In her second chapter, Pema argues that the way we act matters. Besides having external consequences, our actions affect our mind, sometimes making old habits more habitual and other times freeing us to experience life afresh. Whenever we catch ourselves on the verge of pursuing an unhealthy habit, we have a chance to interrupt the pattern and to establish new neural pathways in the brain. Pema quotes a familiar saying about karma: “If we want to learn about our past, we should look at our present circumstances for they are the result of our past actions. If we want to learn about our future, we should look at what we’re doing now.” With mindfulness, we can create a better future to share with others.

It does indeed matter what we do, say and think. In Pema’s words, “Everything counts [and] leaves an imprint in our minds. But at the same time, there’s plenty of room for us to relax and appreciate what life has to offer.” While sheltering at home, I developed a habit of dawdling over the daily newspaper. When I realized that getting lost in upsetting news stories was sapping my energy, I cut back. This change in routine gives me more time to devote to productive projects and to relationships that I want to nurture.

Wisdom and kindness can guide how we choose to act. When the Buddha taught about the basic ethical precepts, he aimed to help people awaken from mental confusion that causes suffering. Each time we refrain from causing harm to ourselves and others, we create the conditions for a peaceful heart and mind.

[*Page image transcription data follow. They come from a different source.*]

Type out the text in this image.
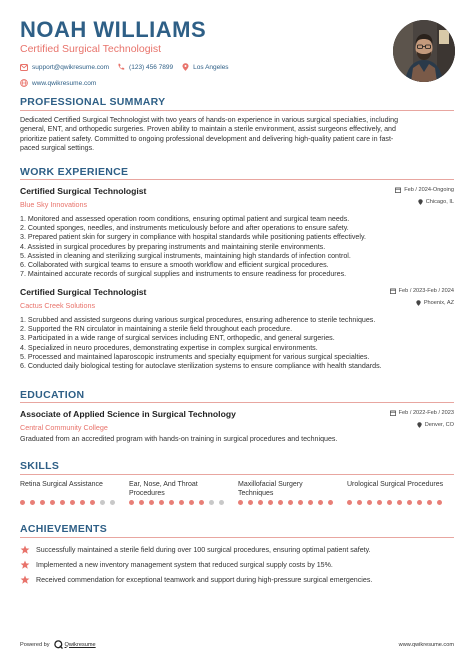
NOAH WILLIAMS
Certified Surgical Technologist
support@qwikresume.com	(123) 456 7899	Los Angeles
www.qwikresume.com
PROFESSIONAL SUMMARY
Dedicated Certified Surgical Technologist with two years of hands-on experience in various surgical specialties, including
general, ENT, and orthopedic surgeries. Proven ability to maintain a sterile environment, assist surgeons effectively, and
prioritize patient safety. Committed to ongoing professional development and delivering high-quality patient care in fast-
paced surgical settings.
WORK EXPERIENCE
Certified Surgical Technologist
Blue Sky Innovations
Feb / 2024-Ongoing
Chicago, IL
1. Monitored and assessed operation room conditions, ensuring optimal patient and surgical team needs.
2. Counted sponges, needles, and instruments meticulously before and after operations to ensure safety.
3. Prepared patient skin for surgery in compliance with hospital standards while positioning patients effectively.
4. Assisted in surgical procedures by preparing instruments and maintaining sterile environments.
5. Assisted in cleaning and sterilizing surgical instruments, maintaining high standards of infection control.
6. Collaborated with surgical teams to ensure a smooth workflow and efficient surgical procedures.
7. Maintained accurate records of surgical supplies and instruments to ensure readiness for procedures.
Certified Surgical Technologist
Cactus Creek Solutions
Feb / 2023-Feb / 2024
Phoenix, AZ
1. Scrubbed and assisted surgeons during various surgical procedures, ensuring adherence to sterile techniques.
2. Supported the RN circulator in maintaining a sterile field throughout each procedure.
3. Participated in a wide range of surgical services including ENT, orthopedic, and general surgeries.
4. Specialized in neuro procedures, demonstrating expertise in complex surgical environments.
5. Processed and maintained laparoscopic instruments and specialty equipment for various surgical specialties.
6. Conducted daily biological testing for autoclave sterilization systems to ensure compliance with health standards.
EDUCATION
Associate of Applied Science in Surgical Technology
Central Community College
Feb / 2022-Feb / 2023
Denver, CO
Graduated from an accredited program with hands-on training in surgical procedures and techniques.
SKILLS
Retina Surgical Assistance	Ear, Nose, And Throat Procedures
Maxillofacial Surgery Techniques
Urological Surgical Procedures
ACHIEVEMENTS
Successfully maintained a sterile field during over 100 surgical procedures, ensuring optimal patient safety.
Implemented a new inventory management system that reduced surgical supply costs by 15%.
Received commendation for exceptional teamwork and support during high-pressure surgical emergencies.
Powered by	Qwikresume	www.qwikresume.com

Trungpa Rinpoche taught, “Any experience can be made into a further blockage or can become a way of freeing ourselves.” He used the simple example of a fly landing on your leg. If you slap and kill it, you strengthen aggressive and insensitive tendencies. Instead, you can choose to treat the fly in a friendly manner, either letting it be or placing a hand gently nearby to encourage it to move away. It is possible to transform the fly’s visit from an irritating event into an opportunity to sow seeds of kindness and appreciation for all forms of life.

Pema uses the Tibetan term payu, translated as “discernment,” “heedfulness,” “awareness,” or “attentiveness.” When we understand that there are consequences for everything we do, say or think, we are motivated to maintain payu. In order to wake up, we must change habitual patterns.

Unwelcome events jolt us and give us opportunities for change. We always have a choice about how we respond. Each time we catch ourselves heading towards a habitual rut, we have a chance to interrupt the momentum and to find a liberating new direction. Despite our tendency to resist, we can benefit from welcoming the unwelcome.